3. Drucilla and Spike (Juliet Landau and James Marsters) in Buffy: the Vampire Slayer!

The best of many classic villain teamups (Spike again with the bimbo evil-vamp-in-training Harmony and the pathetic certainly-virgins known as the Nerds and bent on world domination) in the very wicked Sunnydale is a triumph even apart from this cheesy, self-indulgent list. Every Season Two episode containing the twosome was guaranteed seedy flashbacks to the sexy period gear of their past complete with the bloodletting of innocents and drunken terrorizing of the countryside. The serial storyline headlined by Dru and Spike was also one Buffy’s best. Dru’s starving return to pure-evil and Spike’s kick-ass cool insult-work added imposing spice to a show with a never-ending quota of pitiable, ‘comedy’ villains.

2. Shreeky and Beastly (Terri Hawkes and John Stocker) in the Carebears!

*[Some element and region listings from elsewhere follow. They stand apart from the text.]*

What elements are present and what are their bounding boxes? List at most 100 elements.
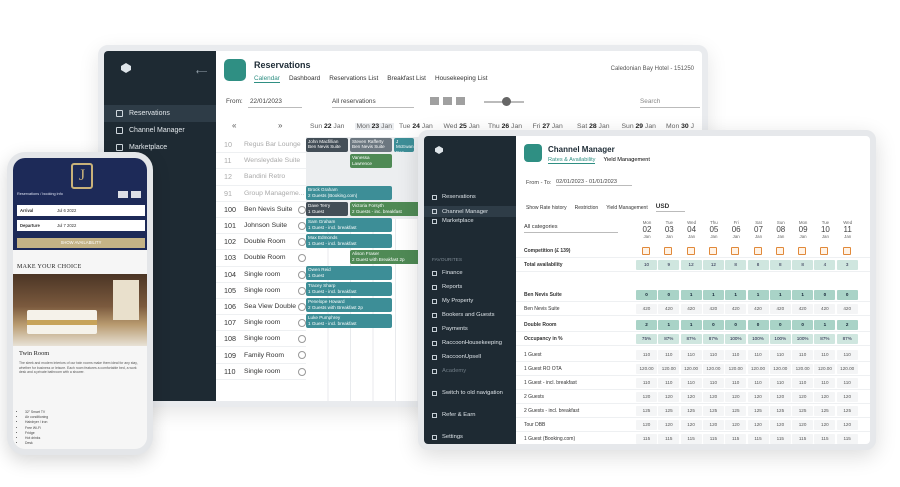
reservation-type-select[interactable]: All reservations bbox=[332, 95, 414, 108]
rate-cell[interactable]: 120 bbox=[636, 392, 657, 402]
room-row[interactable]: 103 Double Room bbox=[216, 250, 306, 267]
rate-cell[interactable]: 1 bbox=[702, 290, 724, 300]
rate-cell[interactable]: 120 bbox=[658, 420, 680, 430]
rate-cell[interactable]: 0 bbox=[814, 290, 836, 300]
rate-cell[interactable]: 0 bbox=[725, 320, 747, 330]
zoom-slider-handle[interactable] bbox=[502, 97, 511, 106]
sidebar-item-raccoonupsell[interactable]: RaccoonUpsell bbox=[432, 354, 481, 360]
rate-cell[interactable]: 120.00 bbox=[769, 364, 791, 374]
list-view-icon[interactable] bbox=[456, 97, 465, 105]
currency-select[interactable]: USD bbox=[655, 203, 686, 212]
rate-cell[interactable]: 0 bbox=[769, 320, 791, 330]
rate-cell[interactable]: 120 bbox=[725, 392, 747, 402]
tab-calendar[interactable]: Calendar bbox=[254, 75, 280, 83]
rate-cell[interactable]: 0 bbox=[658, 290, 680, 300]
rate-cell[interactable]: 110 bbox=[747, 378, 769, 388]
rate-cell[interactable]: 87% bbox=[680, 334, 702, 344]
rate-cell[interactable]: 420 bbox=[814, 304, 836, 314]
rate-cell[interactable]: 125 bbox=[792, 406, 814, 416]
rate-cell[interactable]: 110 bbox=[636, 350, 657, 360]
tab-reservations-list[interactable]: Reservations List bbox=[329, 75, 378, 83]
grid-view-icon[interactable] bbox=[430, 97, 439, 105]
show-availability-button[interactable]: SHOW AVAILABILITY bbox=[17, 238, 145, 248]
tab-yield-management[interactable]: Yield Management bbox=[603, 157, 649, 164]
rate-cell[interactable]: 125 bbox=[814, 406, 836, 416]
info-icon[interactable] bbox=[298, 286, 306, 295]
rate-cell[interactable]: 120.00 bbox=[725, 364, 747, 374]
room-row[interactable]: 12 Bandini Retro bbox=[216, 169, 306, 186]
booking-bar[interactable]: Steven Rafferty Ben Nevis Suite bbox=[350, 137, 392, 152]
info-icon[interactable] bbox=[298, 270, 306, 279]
rate-cell[interactable]: 120 bbox=[769, 420, 791, 430]
rate-cell[interactable]: 120.00 bbox=[836, 364, 858, 374]
rate-cell[interactable]: 420 bbox=[769, 304, 791, 314]
rate-cell[interactable]: 420 bbox=[680, 304, 702, 314]
booking-bar[interactable]: Luke Pumphrey 1 Guest - incl. breakfast bbox=[306, 314, 392, 328]
rate-cell[interactable]: 125 bbox=[680, 406, 702, 416]
rate-cell[interactable]: 125 bbox=[702, 406, 724, 416]
booking-bar[interactable]: Tracey Sharp 1 Guest - incl. breakfast bbox=[306, 282, 392, 296]
rate-cell[interactable]: 420 bbox=[836, 304, 858, 314]
rate-cell[interactable]: 87% bbox=[702, 334, 724, 344]
day-header[interactable]: Mon 30 J bbox=[666, 123, 694, 130]
rate-cell[interactable]: 0 bbox=[747, 320, 769, 330]
rate-cell[interactable]: 1 bbox=[747, 290, 769, 300]
rate-cell[interactable]: 115 bbox=[658, 434, 680, 444]
rate-cell[interactable]: 120.00 bbox=[814, 364, 836, 374]
rate-cell[interactable]: 8 bbox=[792, 260, 814, 270]
rate-cell[interactable]: 110 bbox=[636, 378, 657, 388]
rate-cell[interactable]: 120.00 bbox=[680, 364, 702, 374]
option-toggle[interactable]: Show Rate history bbox=[526, 205, 567, 211]
rate-cell[interactable]: 420 bbox=[702, 304, 724, 314]
rate-cell[interactable]: 120.00 bbox=[636, 364, 657, 374]
day-header[interactable]: Wed 25 Jan bbox=[444, 123, 480, 130]
category-select[interactable]: All categories bbox=[524, 224, 618, 233]
rate-cell[interactable] bbox=[642, 247, 650, 255]
tab-rates-availability[interactable]: Rates & Availability bbox=[548, 157, 596, 164]
info-icon[interactable] bbox=[298, 335, 306, 344]
rate-cell[interactable]: 1 bbox=[725, 290, 747, 300]
sidebar-item-raccoonhousekeeping[interactable]: RaccoonHousekeeping bbox=[432, 340, 502, 346]
currency-icon[interactable] bbox=[131, 191, 141, 198]
rate-cell[interactable] bbox=[664, 247, 673, 255]
rate-cell[interactable]: 0 bbox=[836, 290, 858, 300]
rate-cell[interactable]: 115 bbox=[680, 434, 702, 444]
rate-cell[interactable] bbox=[753, 247, 762, 255]
rate-cell[interactable]: 110 bbox=[747, 350, 769, 360]
rate-cell[interactable]: 3 bbox=[836, 260, 858, 270]
rate-cell[interactable]: 120 bbox=[792, 392, 814, 402]
rate-cell[interactable]: 110 bbox=[814, 350, 836, 360]
rate-cell[interactable] bbox=[708, 247, 717, 255]
room-row[interactable]: 102 Double Room bbox=[216, 234, 306, 251]
rate-cell[interactable]: 0 bbox=[702, 320, 724, 330]
rate-cell[interactable]: 8 bbox=[769, 260, 791, 270]
sidebar-bottom-item[interactable]: Settings bbox=[432, 434, 463, 440]
arrival-field[interactable]: Arrival Jul 6 2022 bbox=[17, 205, 145, 216]
room-row[interactable]: 91 Group Manageme... bbox=[216, 186, 306, 202]
rate-cell[interactable] bbox=[686, 247, 695, 255]
rate-cell[interactable]: 2 bbox=[636, 320, 657, 330]
rate-cell[interactable]: 120 bbox=[725, 420, 747, 430]
rate-cell[interactable] bbox=[820, 247, 829, 255]
sidebar-bottom-item[interactable]: Refer & Earn bbox=[432, 412, 476, 418]
rate-cell[interactable]: 100% bbox=[792, 334, 814, 344]
rate-cell[interactable]: 110 bbox=[702, 378, 724, 388]
language-icon[interactable] bbox=[118, 191, 128, 198]
rate-cell[interactable] bbox=[775, 247, 784, 255]
day-header[interactable]: Fri 27 Jan bbox=[533, 123, 563, 130]
room-row[interactable]: 104 Single room bbox=[216, 267, 306, 283]
room-row[interactable]: 100 Ben Nevis Suite bbox=[216, 202, 306, 218]
room-row[interactable]: 106 Sea View Double bbox=[216, 299, 306, 316]
from-date-input[interactable]: 22/01/2023 bbox=[248, 95, 302, 108]
rate-cell[interactable]: 125 bbox=[725, 406, 747, 416]
rate-cell[interactable] bbox=[798, 247, 807, 255]
rate-cell[interactable]: 125 bbox=[769, 406, 791, 416]
rate-cell[interactable]: 115 bbox=[702, 434, 724, 444]
sidebar-item-payments[interactable]: Payments bbox=[432, 326, 468, 332]
rate-cell[interactable]: 110 bbox=[769, 350, 791, 360]
rate-cell[interactable]: 0 bbox=[792, 320, 814, 330]
rate-cell[interactable]: 120 bbox=[769, 392, 791, 402]
room-row[interactable]: 108 Single room bbox=[216, 331, 306, 348]
sidebar-item-academy[interactable]: Academy bbox=[432, 368, 466, 374]
room-row[interactable]: 11 Wensleydale Suite bbox=[216, 153, 306, 170]
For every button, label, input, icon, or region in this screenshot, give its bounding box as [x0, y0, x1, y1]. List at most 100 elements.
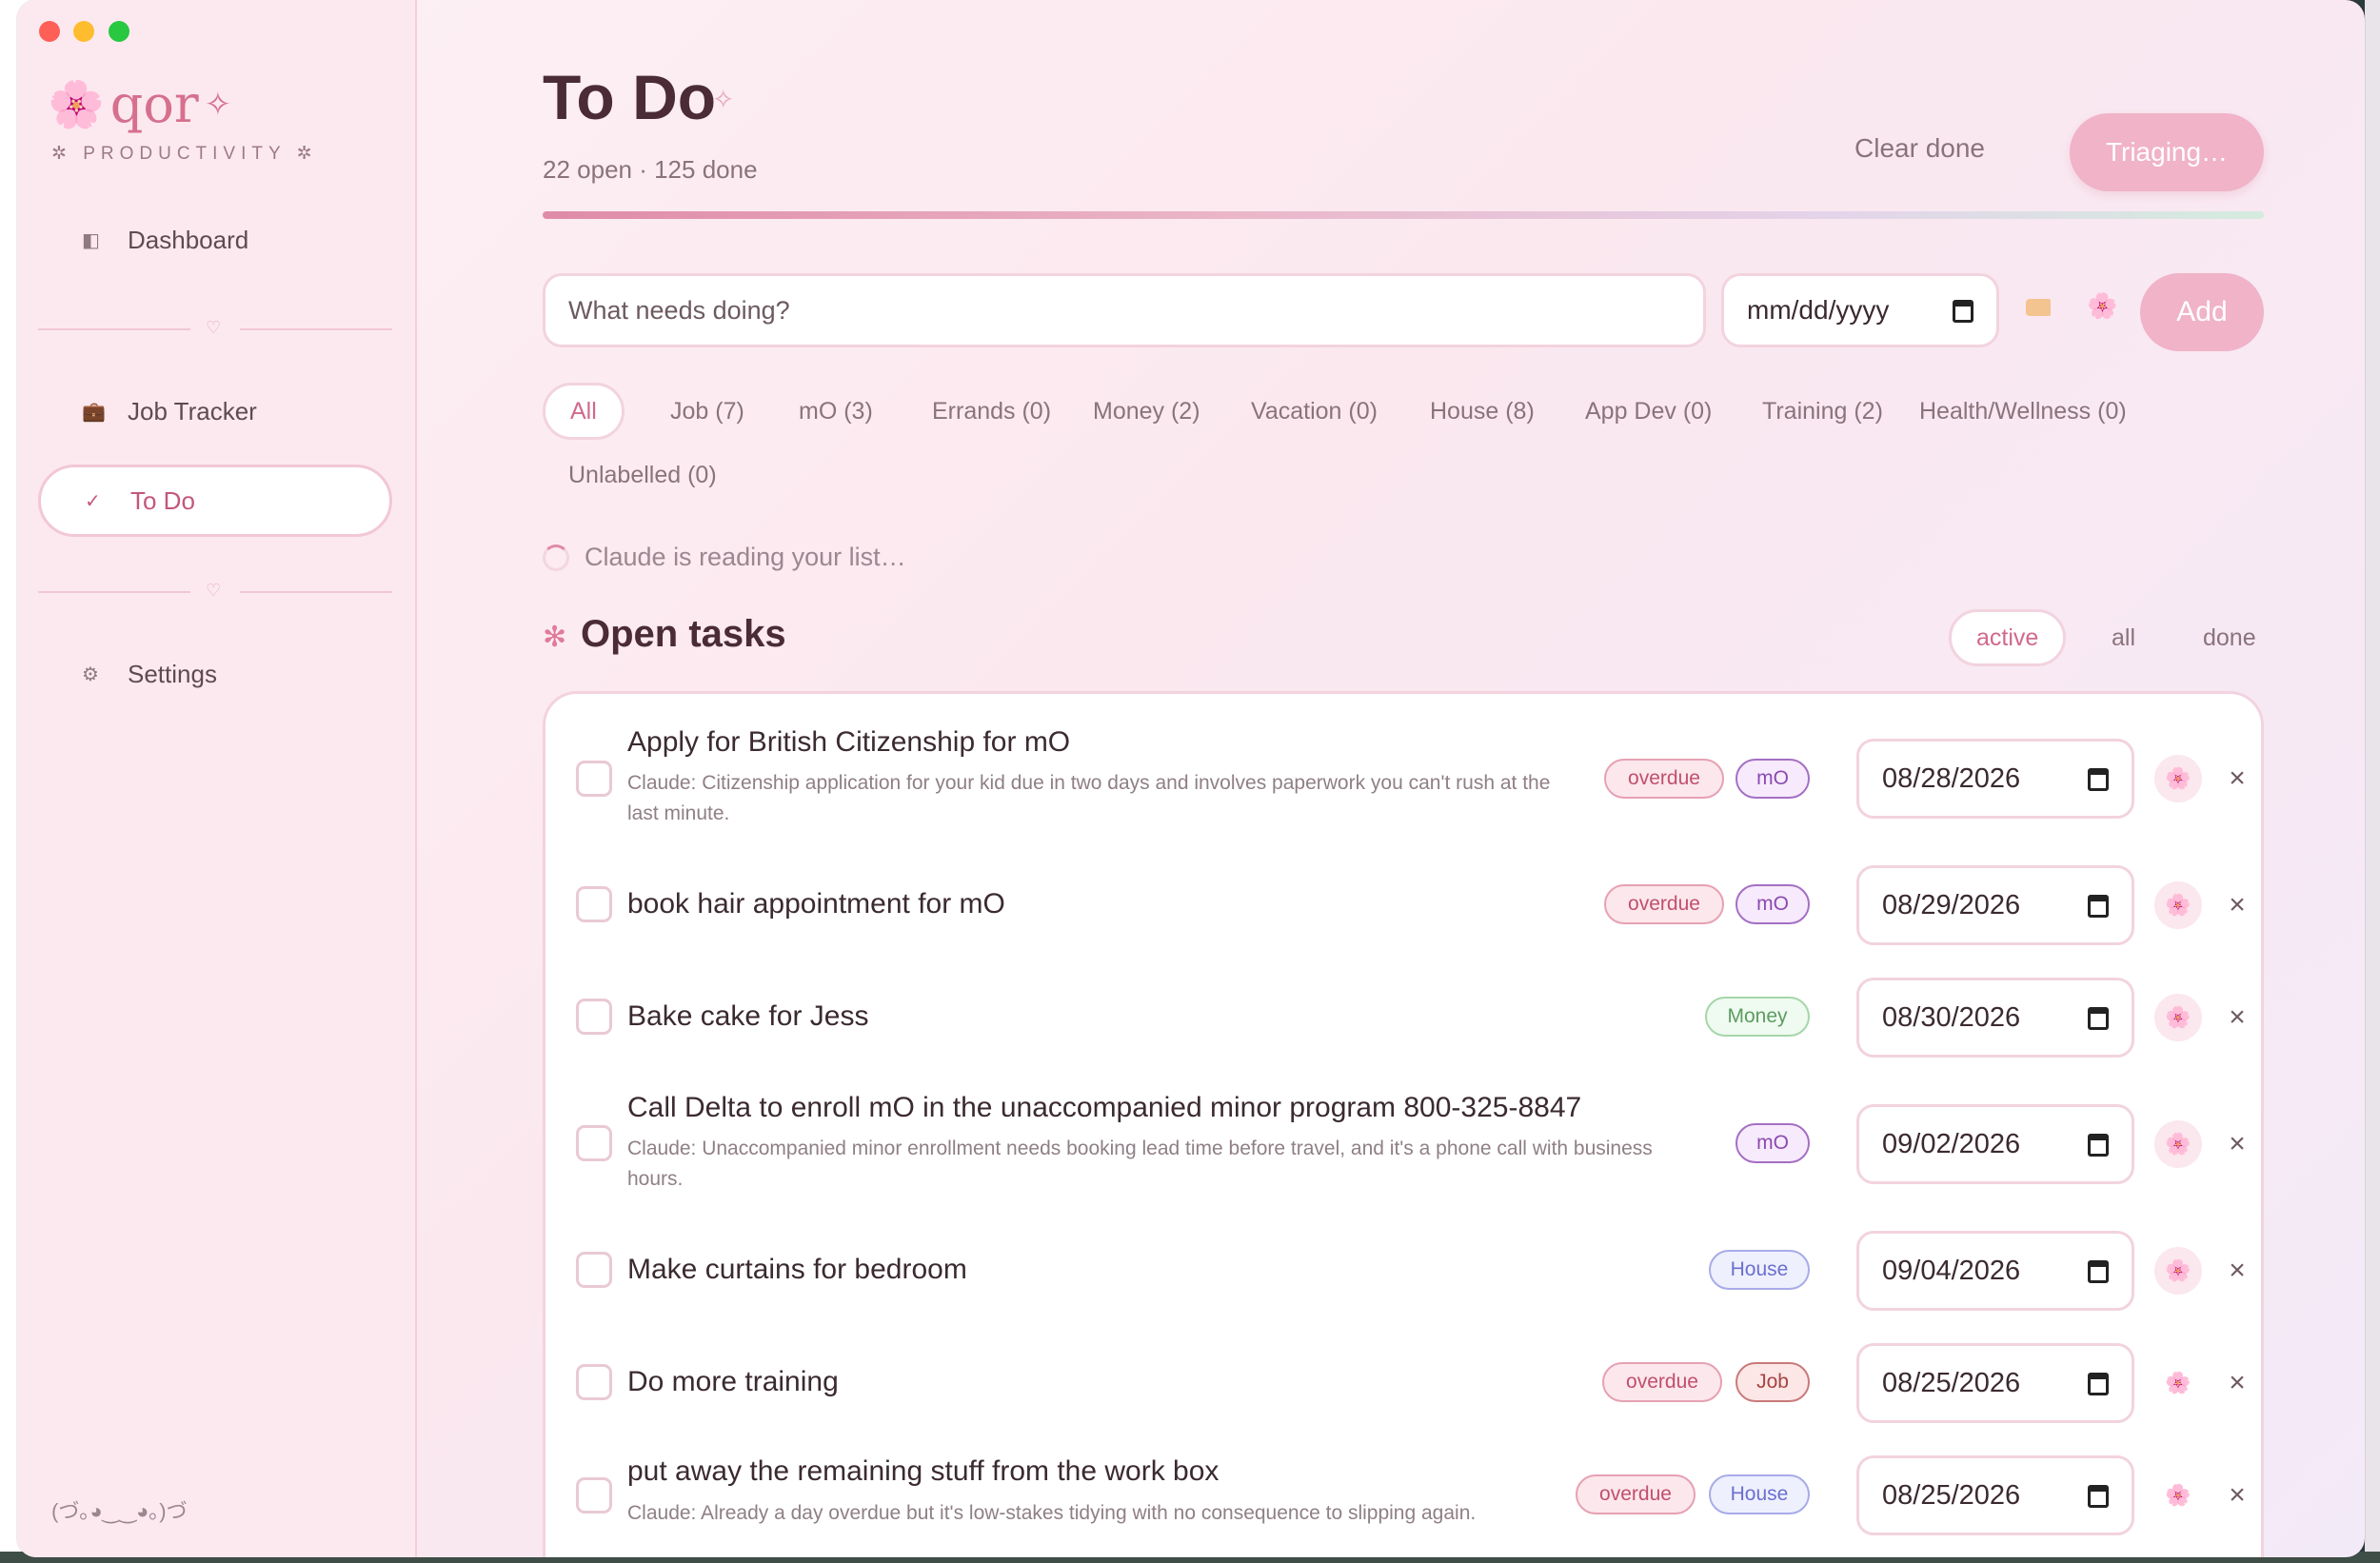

Reason alone to journey back to the second greatest decade of all time (in fact, if anybody has access to Carebears DVDs, email me RIGHT NOW), Shreeky and Beastly are the blueprint for all things good about uselessly annoying villains. Whether as dinosaurs or space-invaders, as Ancient Romans sabotaging chariot races or in their classic purple-dress and naked furr-ball uniforms sabotaging the gift baskets of handicapped children, the niece and underling of wicked-evil No-Heart were always a hoot. No matter how hard they tried, no number of Beastly’s ideas reworked into Shreeky ideas (“I’ve got a better idea…”) could quite poach the pair a care-bear hide. We could always feel their frustration and determination and I don’t know about you, but I always cheered them on.

And of course, as aforementioned,

1. Rob and Amber in Survivor: All-Stars and The Amazing Race!

If the explanation above wasn’t enough, remember what they did to Lex and Kathy to stay alive on All-Stars.